Investing in Stocks for Beginners
It is never too early to begin investing. Why not today? In this blog post, you will learn three steps to start investing.
The first thing is first, evaluate your finances.
Are you already saving a portion of your income? If not, that is the first priority. Determine where you can cut expenses or increase income to put a portion of it to the side.
Here is a common allocation for your income:
– 10% saved
-40-60% for financial obligations (rent, car payments, food, etc)
-20-30% Recreational money
The exact amounts are going to be determined by your unique situation.
Step two is setting up a method of investing in stocks.
There are many options out there to choose from but here are some low-cost platforms you can use recommended by financial expert Ramit Sethi in his book I Will Teach You to Be Rich.
Both of these companies offer no fees and are easy to create accounts to get started investing your money. Vanguard was founded on the idea of making investing low cost for users. Charles Schwab offers a brokerage account when you open a regular checking account. Plus, you get the full customer service experience from both companies to help you through the process.
Step three is actually investing your money.
There is a lot behind the scenes of choosing the best companies to invest in. To simplify it, the best advice is to invest in fundamentally sound companies.
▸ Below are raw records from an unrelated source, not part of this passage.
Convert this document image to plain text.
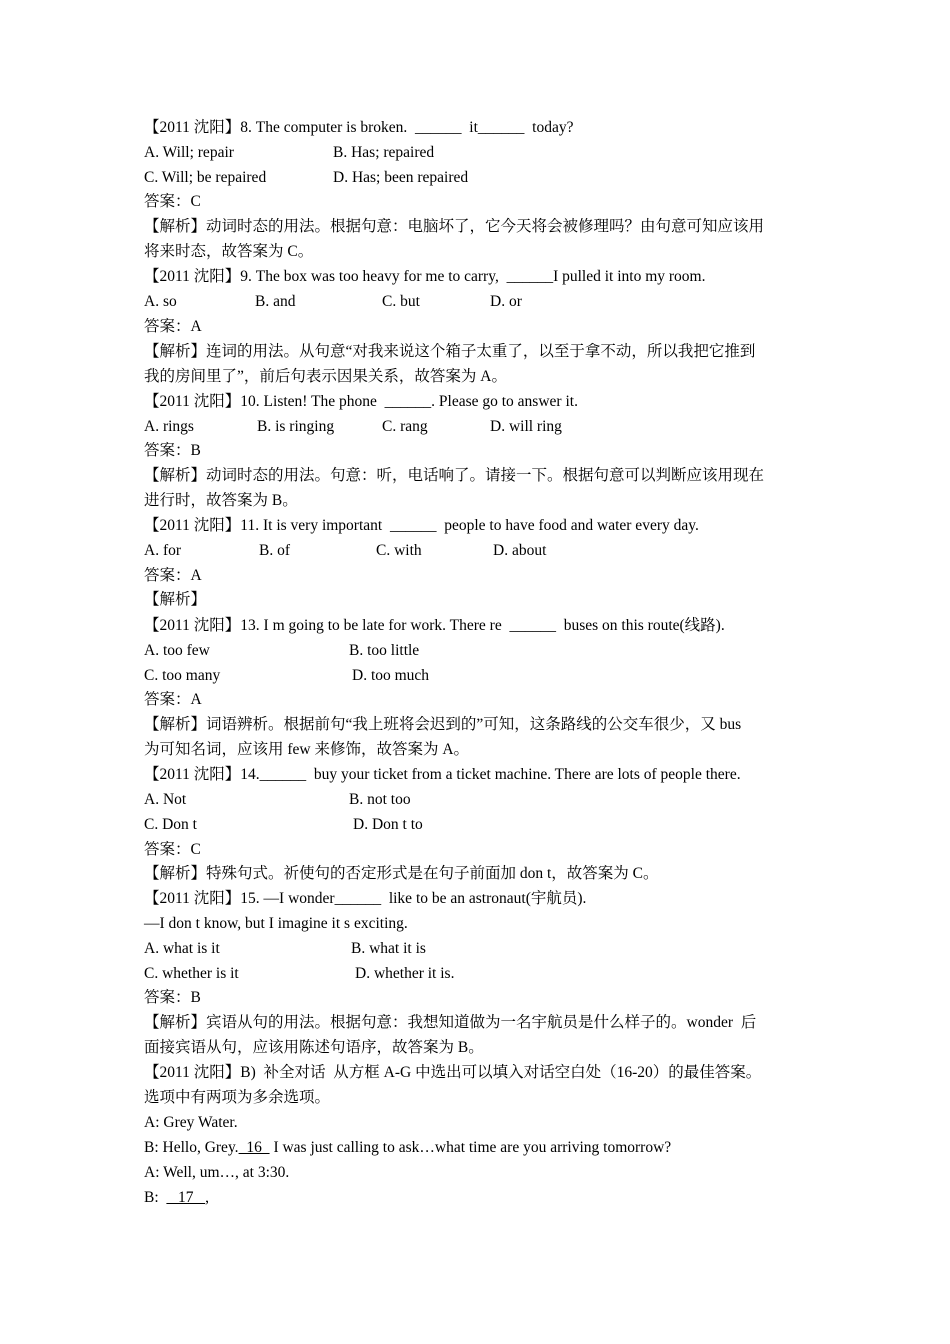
【2011 沈阳】8. The computer is broken.  ______  it______  today?
A. Will; repair	B. Has; repaired
C. Will; be repaired	D. Has; been repaired
答案：C
【解析】动词时态的用法。根据句意：电脑坏了，它今天将会被修理吗？由句意可知应该用
将来时态，故答案为 C。
【2011 沈阳】9. The box was too heavy for me to carry,  ______I pulled it into my room.
A. so	B. and	C. but	D. or
答案：A
【解析】连词的用法。从句意“对我来说这个箱子太重了，以至于拿不动，所以我把它推到
我的房间里了”，前后句表示因果关系，故答案为 A。
【2011 沈阳】10. Listen! The phone  ______. Please go to answer it.
A. rings	B. is ringing	C. rang	D. will ring
答案：B
【解析】动词时态的用法。句意：听，电话响了。请接一下。根据句意可以判断应该用现在
进行时，故答案为 B。
【2011 沈阳】11. It is very important  ______  people to have food and water every day.
A. for	B. of	C. with	D. about
答案：A
【解析】
【2011 沈阳】13. I m going to be late for work. There re  ______  buses on this route(线路).
A. too few	B. too little
C. too many	D. too much
答案：A
【解析】词语辨析。根据前句“我上班将会迟到的”可知，这条路线的公交车很少，又 bus
为可知名词，应该用 few 来修饰，故答案为 A。
【2011 沈阳】14.______  buy your ticket from a ticket machine. There are lots of people there.
A. Not	B. not too
C. Don t	D. Don t to
答案：C
【解析】特殊句式。祈使句的否定形式是在句子前面加 don t，故答案为 C。
【2011 沈阳】15. —I wonder______  like to be an astronaut(宇航员).
—I don t know, but I imagine it s exciting.
A. what is it	B. what it is
C. whether is it	D. whether it is.
答案：B
【解析】宾语从句的用法。根据句意：我想知道做为一名宇航员是什么样子的。wonder  后
面接宾语从句，应该用陈述句语序，故答案为 B。
【2011 沈阳】B)  补全对话  从方框 A-G 中选出可以填入对话空白处（16-20）的最佳答案。
选项中有两项为多余选项。
A: Grey Water.
B: Hello, Grey.  16   I was just calling to ask…what time are you arriving tomorrow?
A: Well, um…, at 3:30.
B:     17   ,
Think of companies that have:
-Strong customer loyalty
-Growing and/or stable industries
For example, Apple, Microsoft, Disney, and Adobe.
Companies like these are consistently on an uptrend so you do not need to panic when their stock price decreases. It will almost always reverse.
One final tip about investing: stocks move in waves, uptrends, and downtrends. Investing is playing the long-term game. You do not need to take your money out every time a stock price drops. Investments are meant to stay in the market for 3-5 years minimum. When the stock market goes down, it’s time to buy more stocks. When it goes up, be grateful your money is making more money.